Resident Cheribon (Kabupaten Cirebon) dengan ibukota Cheribon (Cirebon) tersebut, terdiri dari 4 buah Regentschap (Kabupaten) yakni: [1] Cheribon (Cirebon) dengan ibukota Cheribon (Cirebon), [2] Koeningan (Kuningan) dengan ibukota Koeningan (Kuningan), [3] Indramaju (Indramayu) dengan ibukota Indramaju (Indramayu), [4] Madjalengka (Majalengka) dengan ibukota Madjalengka (Majalengka).
Kemudian khusus untuk Batavia (Jakarta), Meester Cornelis (Jatinegara), Buitenzorg (Bogor), Soekaboemi (Sukabumi), Bandoeng (Bandung), dan Cheribon (Cirebon) statusnya berubah dari Regentschap (Kabupaten) secara bertahap menjadi Gemeente atau Stadsgeemente (beberapa istilah kemudian: Kota atau Kotamadya atau Kotapraja atau Kota Administratif).
Melalui data di atas dapat dilihat jika Batavia (Jakarta) bukan saja menjadi ibukota pemerintahan Nederlands Indie (India Belanda) semata-mata; melainkan juga sekaligus menjadi ibukota pemerintahan Provincie van West Java (Provinsi Jawa Barat). Dengan kata lain, ibukota Nederlands Indie bukan saja berkedudukan di Provincie van West Java; melainkan berkedudukan di ibukota Provincie van West Java.
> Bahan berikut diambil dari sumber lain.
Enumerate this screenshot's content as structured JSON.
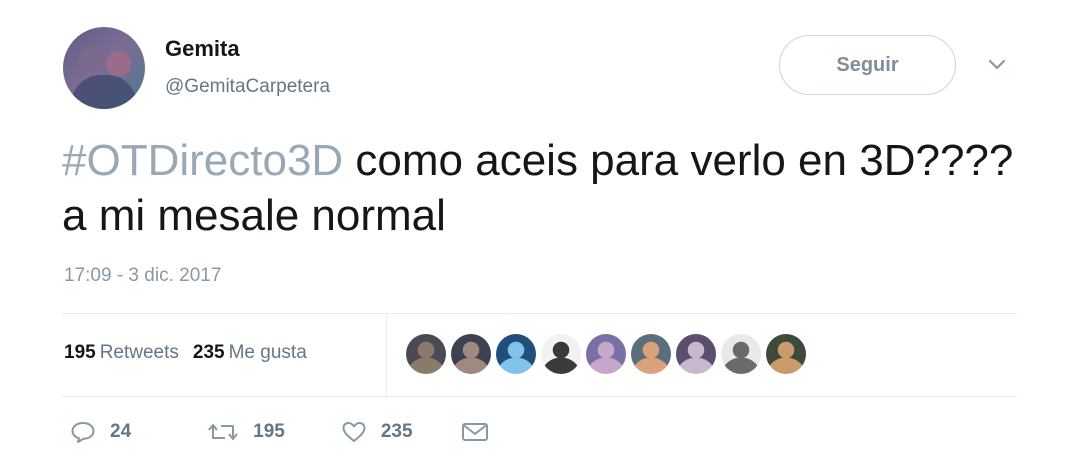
{
  "user": {
    "display_name": "Gemita",
    "handle": "@GemitaCarpetera",
    "avatar_icon": "user-avatar"
  },
  "follow_label": "Seguir",
  "tweet": {
    "hashtag": "#OTDirecto3D",
    "text": " como aceis para verlo en 3D???? a mi mesale normal",
    "timestamp": "17:09 - 3 dic. 2017"
  },
  "stats": {
    "retweets_count": "195",
    "retweets_label": "Retweets",
    "likes_count": "235",
    "likes_label": "Me gusta"
  },
  "likers": [
    {
      "color": "#4a4a52",
      "accent": "#8a7a6a"
    },
    {
      "color": "#3d4250",
      "accent": "#a08a80"
    },
    {
      "color": "#1f4f7a",
      "accent": "#7fc3e8"
    },
    {
      "color": "#f2f2f2",
      "accent": "#3a3a3a"
    },
    {
      "color": "#7b6fa8",
      "accent": "#c7a7c9"
    },
    {
      "color": "#5a6e7c",
      "accent": "#d9a27a"
    },
    {
      "color": "#5b4e6e",
      "accent": "#c9b7cf"
    },
    {
      "color": "#e9e9e9",
      "accent": "#6a6a6a"
    },
    {
      "color": "#3e4a3c",
      "accent": "#c99a6a"
    }
  ],
  "actions": {
    "reply_count": "24",
    "retweet_count": "195",
    "like_count": "235"
  },
  "colors": {
    "text": "#14171a",
    "secondary": "#657786",
    "hashtag": "#9aa8b5",
    "border": "#e6ecf0"
  }
}
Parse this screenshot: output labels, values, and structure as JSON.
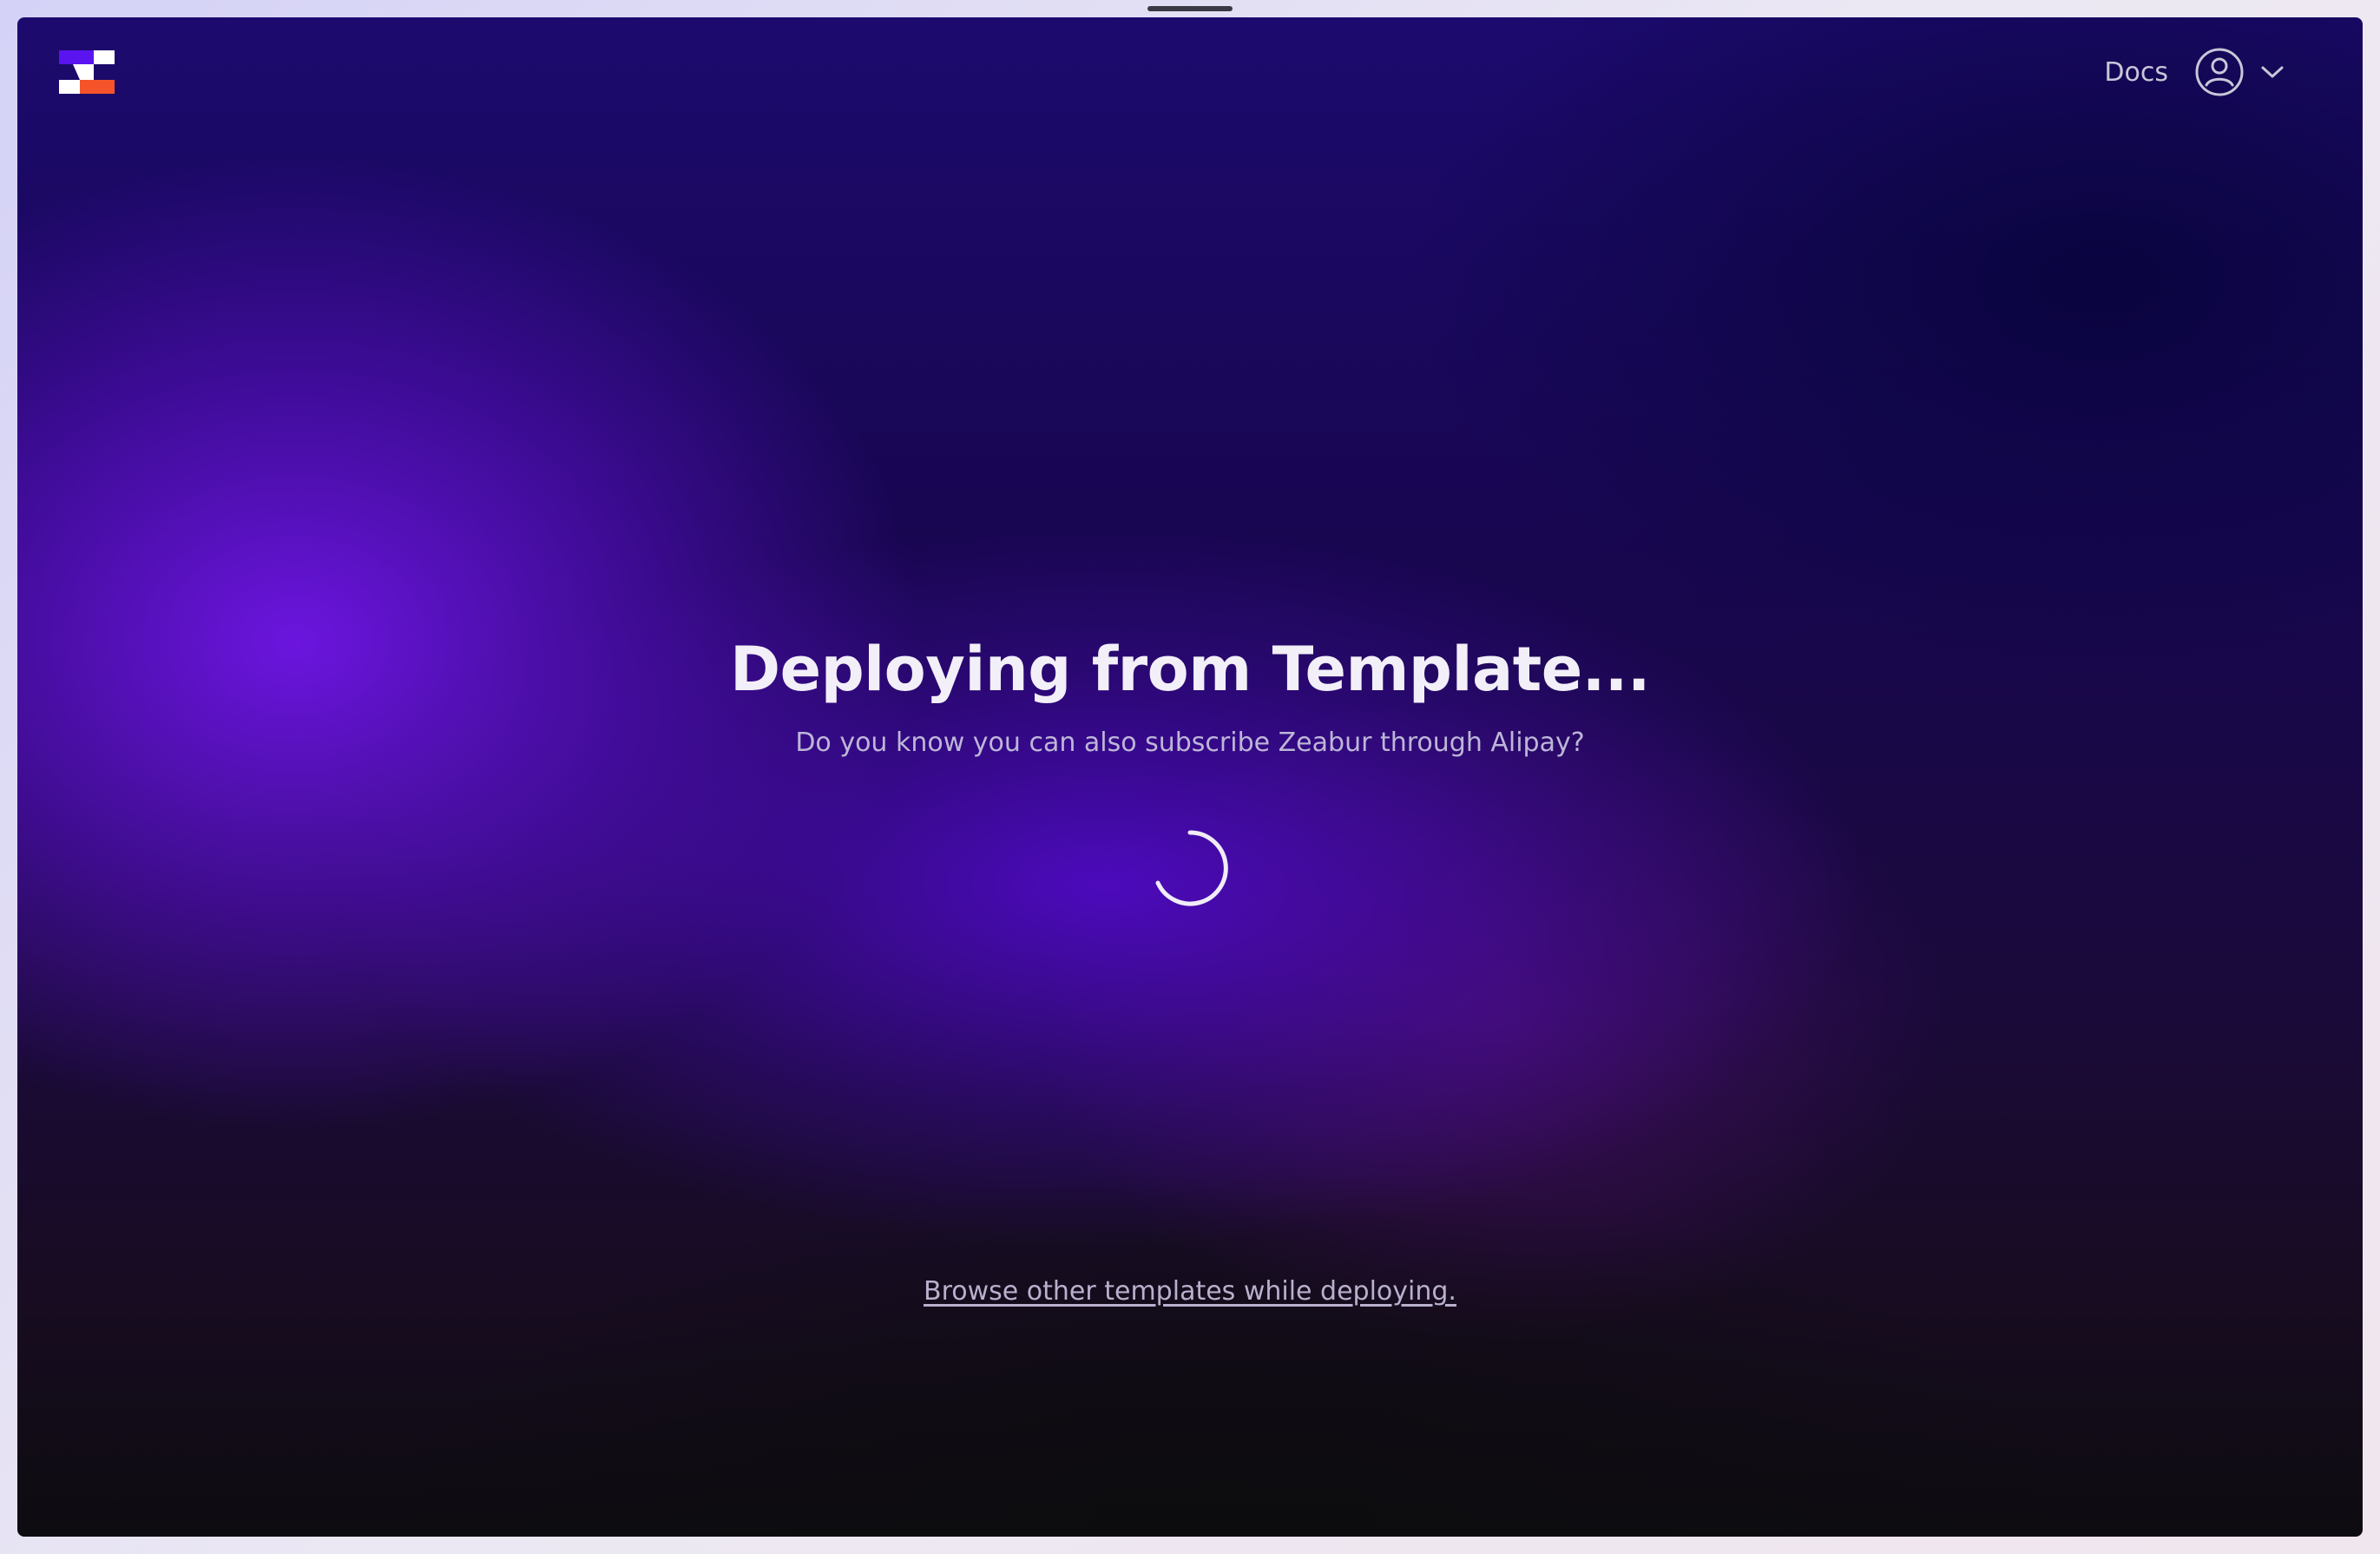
{
  "window": {
    "background_accent": "#6a10e0",
    "background_dark": "#0d0c10"
  },
  "header": {
    "logo_icon": "zeabur-logo-icon",
    "docs_label": "Docs",
    "avatar_icon": "user-circle-icon",
    "dropdown_icon": "chevron-down-icon"
  },
  "main": {
    "title": "Deploying from Template...",
    "subtitle": "Do you know you can also subscribe Zeabur through Alipay?",
    "spinner_icon": "loading-spinner-icon",
    "browse_link": "Browse other templates while deploying."
  },
  "colors": {
    "logo_purple": "#5a14f0",
    "logo_orange": "#f5542a",
    "logo_white": "#ffffff"
  }
}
Dengan demikian, dalam sudut pandang masa kolonial India Belanda tersebut; Batavia bukan sekedar masuk ke dalam wilayah Provincie van West Java; melainkan jantung (heartland) dari wilayah Provincie van West Java. Jakarta pada hakikatnya adalah West Java (Jawa Barat), bahkan jantungnya dari West Java (Jawa Barat). Dengan meminjam Terminologi dan Teori Daerah Inti (heartland) dalam teori Geografi Politik yang dikemukakan pada tahun 1904 oleh seorang Geografer berkebangsaan Inggris yang bernama Halford John Mackinder dalam artikelnya yang ditulis untuk Royal Geographical Society dengan judul “The Geographical Pivot of History”.
Sehingga dengan demikian, Batavia (Jakarta) bisa dikatakan heartland bagi West Java (Jawa Barat), sementara West Java (Jawa Barat) adalah heartland bagi Nederlands Indie (India Belanda). Barangsiapa yang dapat menguasai heartland maka dia dapat menguasai keseluruhan wilayah taklukannya. Barangsiapa mampu menaklukkan Batavia (Jakarta) dan West Java (Jawa Barat), maka dia dapat menaklukkan Pulau Jawa (Java Eiland) secara khusus dan Kepulauan Nusantara sebagai kawasan penyangganya (hinterland). Maka apalah jadinya makna West Java (Jawa Barat) tanpa kehadiran Jakarta (Batavia), karena pada hakikatnya West Java (Jawa Barat) adalah Batavia (Jakarta) itu sendiri.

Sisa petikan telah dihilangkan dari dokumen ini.